While cruising the Mediterranean in October, I befriended a Brazilian crew member, Evandro, who told me that one of his favorite books is Marshall Berman's
All That Is Solid Melts Into Air. I'm not sure I can adequately convey the craziness of this meeting.
The cruise ship was a Vegas hotel on water. It had nearly 3,000 guests and 1,200 employees, as well as an ice skating rink, climbing wall, casino, theater, bars, night club and so on. Marshall Berman is a professor of political science at City College of New York. Evandro, a former high school history teacher with a masters in social memory, was working at the ship's 24/7 cafe.
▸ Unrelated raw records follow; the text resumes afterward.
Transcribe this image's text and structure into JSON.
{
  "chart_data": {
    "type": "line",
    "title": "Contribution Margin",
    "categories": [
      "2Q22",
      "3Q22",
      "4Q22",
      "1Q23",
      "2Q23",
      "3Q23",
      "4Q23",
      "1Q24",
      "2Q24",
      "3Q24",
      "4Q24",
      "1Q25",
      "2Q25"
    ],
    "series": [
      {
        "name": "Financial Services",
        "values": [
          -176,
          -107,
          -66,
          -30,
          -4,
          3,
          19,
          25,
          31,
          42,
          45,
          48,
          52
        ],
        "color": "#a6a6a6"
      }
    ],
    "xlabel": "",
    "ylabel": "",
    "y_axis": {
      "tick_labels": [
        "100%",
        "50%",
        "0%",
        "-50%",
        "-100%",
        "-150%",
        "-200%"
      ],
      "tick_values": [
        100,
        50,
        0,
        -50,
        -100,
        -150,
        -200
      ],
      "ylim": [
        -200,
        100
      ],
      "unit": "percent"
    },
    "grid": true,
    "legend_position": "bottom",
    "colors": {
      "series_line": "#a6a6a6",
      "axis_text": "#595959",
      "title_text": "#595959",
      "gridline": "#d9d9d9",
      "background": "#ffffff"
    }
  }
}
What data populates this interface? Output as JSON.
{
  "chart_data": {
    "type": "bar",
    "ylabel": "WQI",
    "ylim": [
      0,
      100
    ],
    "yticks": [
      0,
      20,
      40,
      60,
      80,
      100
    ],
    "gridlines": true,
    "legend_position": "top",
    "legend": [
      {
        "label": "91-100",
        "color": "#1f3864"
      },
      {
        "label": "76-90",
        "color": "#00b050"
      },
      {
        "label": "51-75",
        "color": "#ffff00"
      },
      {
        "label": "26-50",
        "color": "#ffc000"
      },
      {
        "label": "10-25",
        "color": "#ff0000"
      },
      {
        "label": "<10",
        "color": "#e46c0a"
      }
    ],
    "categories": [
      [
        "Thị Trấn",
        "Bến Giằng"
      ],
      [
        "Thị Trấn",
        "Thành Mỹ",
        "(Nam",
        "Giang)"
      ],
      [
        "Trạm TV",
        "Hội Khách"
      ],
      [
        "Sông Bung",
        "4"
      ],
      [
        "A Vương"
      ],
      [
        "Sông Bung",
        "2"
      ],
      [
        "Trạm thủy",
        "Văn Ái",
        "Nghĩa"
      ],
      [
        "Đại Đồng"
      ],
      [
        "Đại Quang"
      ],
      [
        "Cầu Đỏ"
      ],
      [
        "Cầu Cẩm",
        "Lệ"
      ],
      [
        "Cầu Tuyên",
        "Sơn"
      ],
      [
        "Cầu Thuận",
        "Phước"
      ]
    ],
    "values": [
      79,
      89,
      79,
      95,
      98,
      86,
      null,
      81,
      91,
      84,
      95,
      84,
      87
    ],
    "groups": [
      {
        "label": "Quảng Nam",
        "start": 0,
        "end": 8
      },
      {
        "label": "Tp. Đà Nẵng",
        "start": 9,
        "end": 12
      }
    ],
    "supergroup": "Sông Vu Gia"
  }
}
I was being a dutiful and spoiled daughter.
We started talking because I was at the cafe reading a translation of the brilliant Brazilian novel,
Dom Casmurro, by Joaquim Maria Machado de Assis. Evandro launched into a mini-lecture about how the lead female character represents the emerging modern woman in Brazil and how Machado reveals her contradictions and society's ambivalence. I almost dropped my cup of tea.
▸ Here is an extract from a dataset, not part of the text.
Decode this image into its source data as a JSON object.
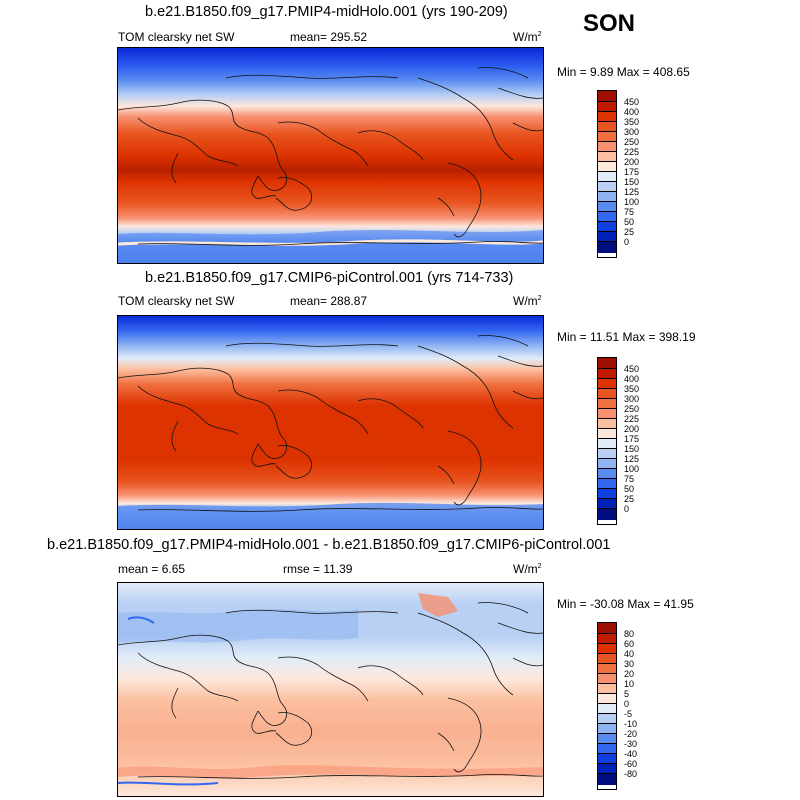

So we talked about books. And we talked about my despair in the face of gluttonous consumerism and his calm curiosity. He played the anthropologist and I the disillusioned laborer. (There was no shortage of irony on this oceanic adventure.) I apologized for America's hubris and he replied, "Hey, don't worry, I want to go to America."
Fast forward. I finally read Berman's masterpiece on modern experience and am beginning to understand Evandro's hope in the face of his particularly surreal environs. Berman urges us to embrace the dynamism and possibility of modernity: "If we think of modernism as a struggle to make ourselves at home in a constantly changing world, we will realize that no mode of modernism can ever be definitive....I have argued that modern life and art and thought have the capacity for perpetual self-critique and self-renewal."*
Berman argues that in the twentieth century, visions of modernity became flattened, constrained, closed off: Both/And gave way to Either/Or. Where, after all, was the dynamism in the hypnotizing lights and coma-inducing meals of the super-sized cruise ship? But Evandro still saw the possibilities. Not only in the higher salary and chance to see cities around the world, but also within the confines of the ship itself. Where I saw a Vegas hotel, he saw a miniature United Nations, just with tropical cocktails. The cruise both showcased inequality and excessive consumption and provided opportunity for self-transformation and Track II diplomacy. In our brief encounter, I realized that I'm often too heavy on critique, too light on renewal. (To paraphrase my friend Jody, "Welcome to graduate school!")
Yesterday, Evandro emailed me to say that he's back home. During the ship's week-long sail across the Atlantic, he concluded, "I liked this experience! But it's enough for me!"
*Marshall Berman,
All That Is Solid Melts Into Air: The Experience of Modernity (Penguin, 1988), pp. 6, 9.